The news is always bad. This is a simple, reassuring truism,
although it often is uttered as a lament.
“News,” by definition, is the label journalists give to the
exceptional. The ordinary is rarely considered to be newsworthy. That the news
is generally negative should be taken as a signal that positive events—with the
exception of the truly extraordinary—are viewed as the norm. We don’t get
exciting about routine goodness; we expect it. Despite all of the world’s ills,
this is reassuring. Positive is normal, negative is not.
So, one feels compelled to ask, why does negativity appeal
to a large—and largely conservative—segment of the American population? I am
not talking about negative campaigning here. Both conservative and liberal
campaigns stoop to mudslinging. Rather, I am talking about the fundamental
positions held on the left and the right: the “pro” and “anti” positions that
undergird our opposing political parties’ philosophies.
By far, conservatives rack up more negatives than do
liberals. The farther right, the more negative conservative positions are
likely to be. The Right can be counted on, for example, to be anti-tax,
anti-gun control, anti-immigrant, antigay, and anti any number of other things.
But, hang on, what about pro-life?
The veneer of “pro-life” overlies a thoroughly negative
underbelly. Pro-life actually means pro-fetus; the “pro” does not extend to
life after birth. Anti-universal health care (more recently, anti-Obamacare) accounts
in large measure for the position of the United States in the statistics on
infant mortality: 34th in a field of 194 nations, behind the European
countries, Australia, New Zealand, and some unlikely nations, such as the Czech
Republic, Slovenia, Brunei, Croatia, and Cuba. This is according to the United
Nations. The 2012 CIA World Factbook puts the United States at 49th among 222
countries. These are dismal showings for the richest nation on earth.
“Pro-life,” incidentally, does not include pro-life
imprisonment; and pro-death penalty can hardly be counted as a positive.

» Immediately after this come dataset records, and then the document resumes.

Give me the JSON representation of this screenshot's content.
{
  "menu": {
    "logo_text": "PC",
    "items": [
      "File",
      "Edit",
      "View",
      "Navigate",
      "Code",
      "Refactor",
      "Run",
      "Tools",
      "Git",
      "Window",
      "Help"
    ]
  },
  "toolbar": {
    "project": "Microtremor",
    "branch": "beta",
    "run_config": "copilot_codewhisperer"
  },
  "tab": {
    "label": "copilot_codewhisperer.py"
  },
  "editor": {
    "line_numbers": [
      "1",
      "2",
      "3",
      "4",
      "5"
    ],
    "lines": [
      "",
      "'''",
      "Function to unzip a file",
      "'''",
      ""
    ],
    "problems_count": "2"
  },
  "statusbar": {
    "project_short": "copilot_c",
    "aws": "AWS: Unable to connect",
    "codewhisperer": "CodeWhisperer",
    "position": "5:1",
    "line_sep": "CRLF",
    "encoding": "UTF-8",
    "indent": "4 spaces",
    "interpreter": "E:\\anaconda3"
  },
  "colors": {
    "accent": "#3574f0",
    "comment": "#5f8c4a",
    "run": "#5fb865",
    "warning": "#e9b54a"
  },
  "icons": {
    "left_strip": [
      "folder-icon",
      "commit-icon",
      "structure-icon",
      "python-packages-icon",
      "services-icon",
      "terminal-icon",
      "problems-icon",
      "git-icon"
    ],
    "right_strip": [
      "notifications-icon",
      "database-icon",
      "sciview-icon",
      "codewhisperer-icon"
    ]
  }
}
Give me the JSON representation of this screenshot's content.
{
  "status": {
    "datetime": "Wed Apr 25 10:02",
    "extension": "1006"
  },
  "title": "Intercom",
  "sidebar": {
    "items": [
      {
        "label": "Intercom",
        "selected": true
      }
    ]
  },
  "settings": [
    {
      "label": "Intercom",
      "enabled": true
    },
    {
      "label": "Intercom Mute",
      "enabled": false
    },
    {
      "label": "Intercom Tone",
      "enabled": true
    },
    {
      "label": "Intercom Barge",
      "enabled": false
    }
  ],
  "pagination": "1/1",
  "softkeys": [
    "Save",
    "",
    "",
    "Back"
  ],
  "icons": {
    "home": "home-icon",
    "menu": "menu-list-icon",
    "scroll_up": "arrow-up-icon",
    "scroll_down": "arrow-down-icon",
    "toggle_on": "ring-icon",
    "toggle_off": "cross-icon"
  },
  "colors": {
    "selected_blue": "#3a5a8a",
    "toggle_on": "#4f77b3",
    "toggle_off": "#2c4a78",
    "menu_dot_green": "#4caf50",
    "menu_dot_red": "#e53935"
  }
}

Perhaps (tongue firmly in cheek here) it’s the “pro” in “progressive” that
conservatives are responding to so negatively. It’s truly a bleak vision of the
world, this country, and our population. It’s a black-and-white view where
black predominates.
Theodore Roosevelt said, “A great democracy must be progressive or it
will soon cease to be a great democracy.” Sloganized patriotism—“America
First,” “We’re Number One”—belies the facts in many aspects of our commonality
that we are not at the top of our game as a great democracy. We have made
strides in expanding civil equality and the “right to Life, Liberty, and the
pursuit of Happiness” spoken about in the Declaration of Independence, mostly
uphill against the persistent tide of regressive conservatism. But there is
much left to do.
American positivism, rooted in the core belief in democratic
progressiveness, as expressed by Roosevelt and many others, is an essential
attribute in the struggle for the common good, whether it be in terms of civil
rights expansion, the welcome we give new immigrants to our immigrant-created
nation, or the extension of adequate health care to all our citizens. It is our
civil faith and our national ideal, though it falls short of universal acceptance.